Crane walked slowly down the slope toward the gleaming white boats moored at the docks and slips, and he was not even aware now of derisive hoots from a passing car. He walked in the sunlight and the cool breeze and the smells of lake water and gasoline and sage, and he thought of all the people who were dead: Susan, and Ozzie, and the fat man, and probably Al Funo, too, considering the way Diana had said she'd set him up. And tomorrow night Crane and Arky and Diana and Nardie might be down in the black water themselves, down where the Archetypes lived. He wondered if in some dim way ghosts were able to talk among themselves, and, if so, what they would all talk about.

"Ahoy, Cinderella!" came a call from ahead of him. He looked up, and saw one of the Amino Acids waving at him from the deck of the houseboat. Crane quickened his pace.

"You wait till high noon," the young man said, "and you'll turn into a pumpkin left on the dock here. Skate your weird ass over, girl, and step into my metal detector, as the spider said to the fly. There're a dozen aboard now already, and you're number thirteen."

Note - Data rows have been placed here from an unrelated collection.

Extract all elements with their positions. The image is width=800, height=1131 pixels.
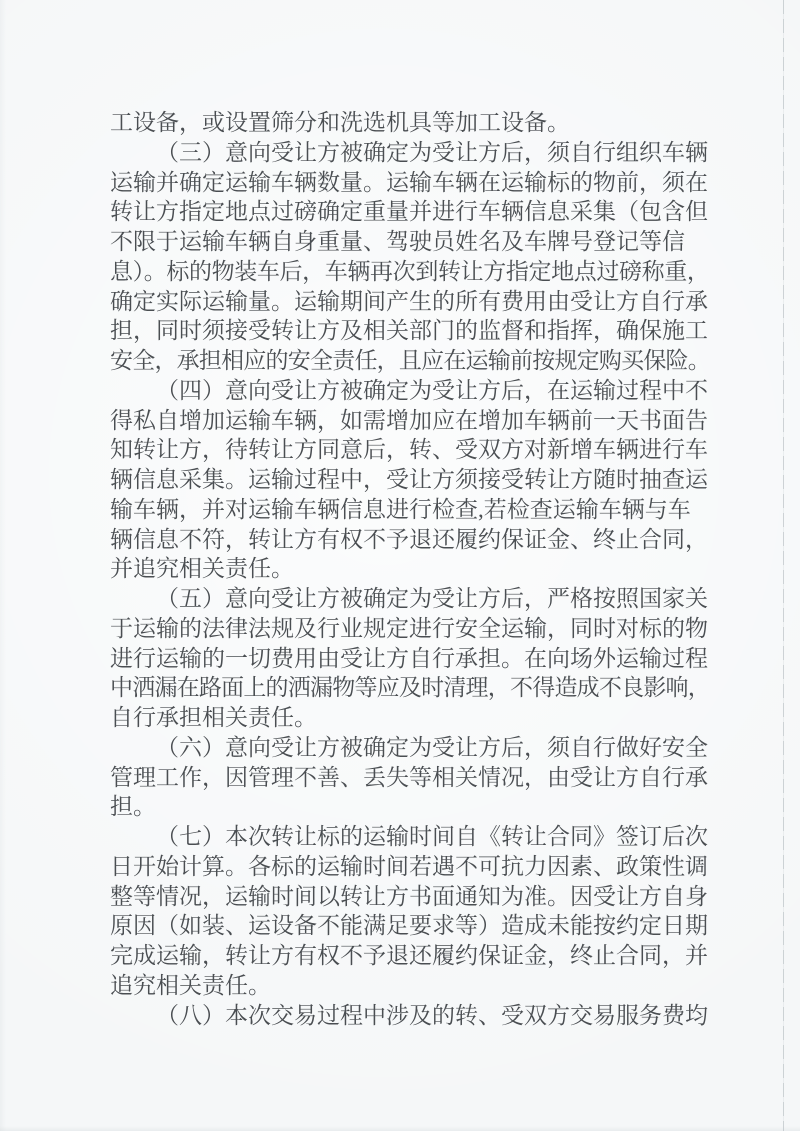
document-line: （三）意向受让方被确定为受让方后，须自行组织车辆 bbox=[156, 139, 708, 165]
document-text-block bbox=[110, 108, 710, 1030]
document-line: 中洒漏在路面上的洒漏物等应及时清理，不得造成不良影响， bbox=[110, 675, 711, 701]
document-line: 完成运输，转让方有权不予退还履约保证金，终止合同，并 bbox=[110, 943, 708, 968]
document-line: （七）本次转让标的运输时间自《转让合同》签订后次 bbox=[156, 824, 708, 849]
document-line: 自行承担相关责任。 bbox=[110, 705, 317, 730]
document-line: （八）本次交易过程中涉及的转、受双方交易服务费均 bbox=[156, 1002, 708, 1028]
document-line: （四）意向受让方被确定为受让方后，在运输过程中不 bbox=[156, 377, 708, 403]
document-line: 原因（如装、运设备不能满足要求等）造成未能按约定日期 bbox=[110, 913, 708, 939]
document-line: 安全，承担相应的安全责任，且应在运输前按规定购买保险。 bbox=[110, 348, 711, 373]
document-line: （五）意向受让方被确定为受让方后，严格按照国家关 bbox=[156, 586, 708, 611]
document-line: 担，同时须接受转让方及相关部门的监督和指挥，确保施工 bbox=[110, 318, 708, 344]
document-line: （六）意向受让方被确定为受让方后，须自行做好安全 bbox=[156, 734, 708, 760]
document-line: 辆信息采集。运输过程中，受让方须接受转让方随时抽查运 bbox=[110, 467, 708, 492]
document-line: 输车辆，并对运输车辆信息进行检查,若检查运输车辆与车 bbox=[110, 496, 691, 522]
document-line: 追究相关责任。 bbox=[110, 972, 271, 998]
scan-artifact-line bbox=[783, 0, 784, 1131]
document-line: 辆信息不符，转让方有权不予退还履约保证金、终止合同， bbox=[110, 526, 708, 552]
document-line: 不限于运输车辆自身重量、驾驶员姓名及车牌号登记等信 bbox=[110, 229, 685, 254]
document-line: 于运输的法律法规及行业规定进行安全运输，同时对标的物 bbox=[110, 615, 708, 641]
document-line: 并追究相关责任。 bbox=[110, 556, 294, 582]
document-line: 确定实际运输量。运输期间产生的所有费用由受让方自行承 bbox=[110, 288, 708, 314]
document-line: 知转让方，待转让方同意后，转、受双方对新增车辆进行车 bbox=[110, 437, 708, 463]
document-line: 转让方指定地点过磅确定重量并进行车辆信息采集（包含但 bbox=[110, 199, 708, 225]
document-line: 担。 bbox=[110, 794, 156, 820]
document-line: 运输并确定运输车辆数量。运输车辆在运输标的物前，须在 bbox=[110, 169, 708, 195]
document-line: 得私自增加运输车辆，如需增加应在增加车辆前一天书面告 bbox=[110, 407, 708, 433]
document-line: 工设备，或设置筛分和洗选机具等加工设备。 bbox=[110, 110, 570, 135]
document-line: 日开始计算。各标的运输时间若遇不可抗力因素、政策性调 bbox=[110, 853, 708, 879]
document-line: 整等情况，运输时间以转让方书面通知为准。因受让方自身 bbox=[110, 883, 708, 909]
document-line: 管理工作，因管理不善、丢失等相关情况，由受让方自行承 bbox=[110, 764, 708, 790]
document-line: 进行运输的一切费用由受让方自行承担。在向场外运输过程 bbox=[110, 645, 708, 671]
document-line: 息）。标的物装车后，车辆再次到转让方指定地点过磅称重， bbox=[110, 258, 710, 284]
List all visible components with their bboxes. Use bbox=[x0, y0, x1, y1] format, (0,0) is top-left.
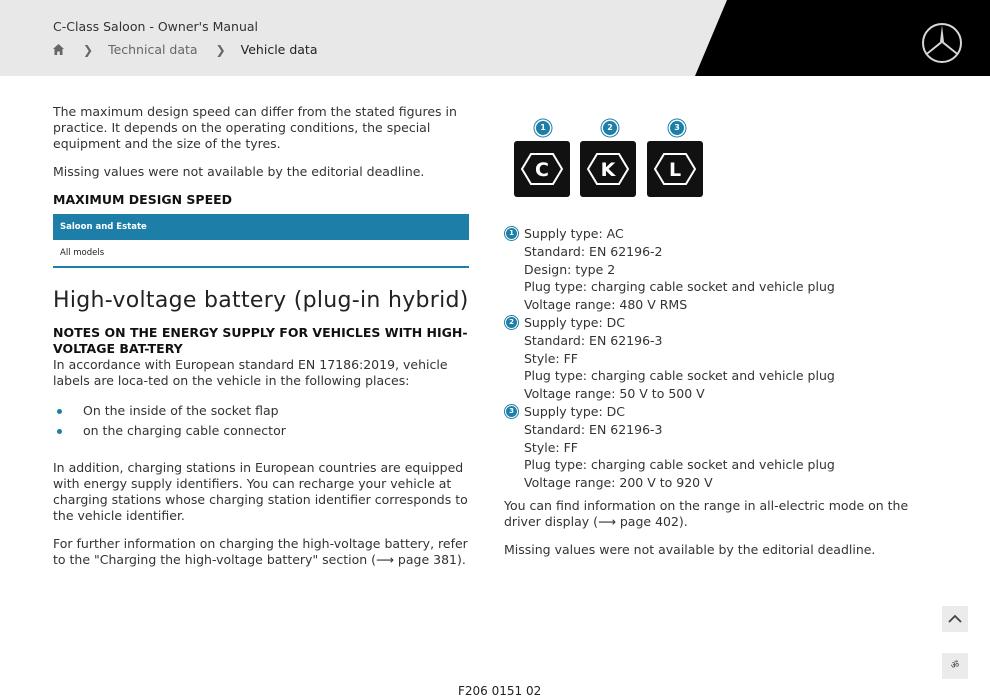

Diana stood in the hot sand in her Nikes and looked up and down the beach at the broad towels and beer coolers and scampering children.

"I guess it would be a mistake to go to jail over this," she muttered to Nardie.

"I think they're pretty conservative around here," agreed Nardie with a nervous giggle. "Even in our underwear we'd probably get arrested. Fully clothed it is."

"I'll ditch this, at least," Diana said, unbuttoning her denim jacket and tossing it onto the sand. "The walk back might not dry us out, and the bar's likely to be air-conditioned."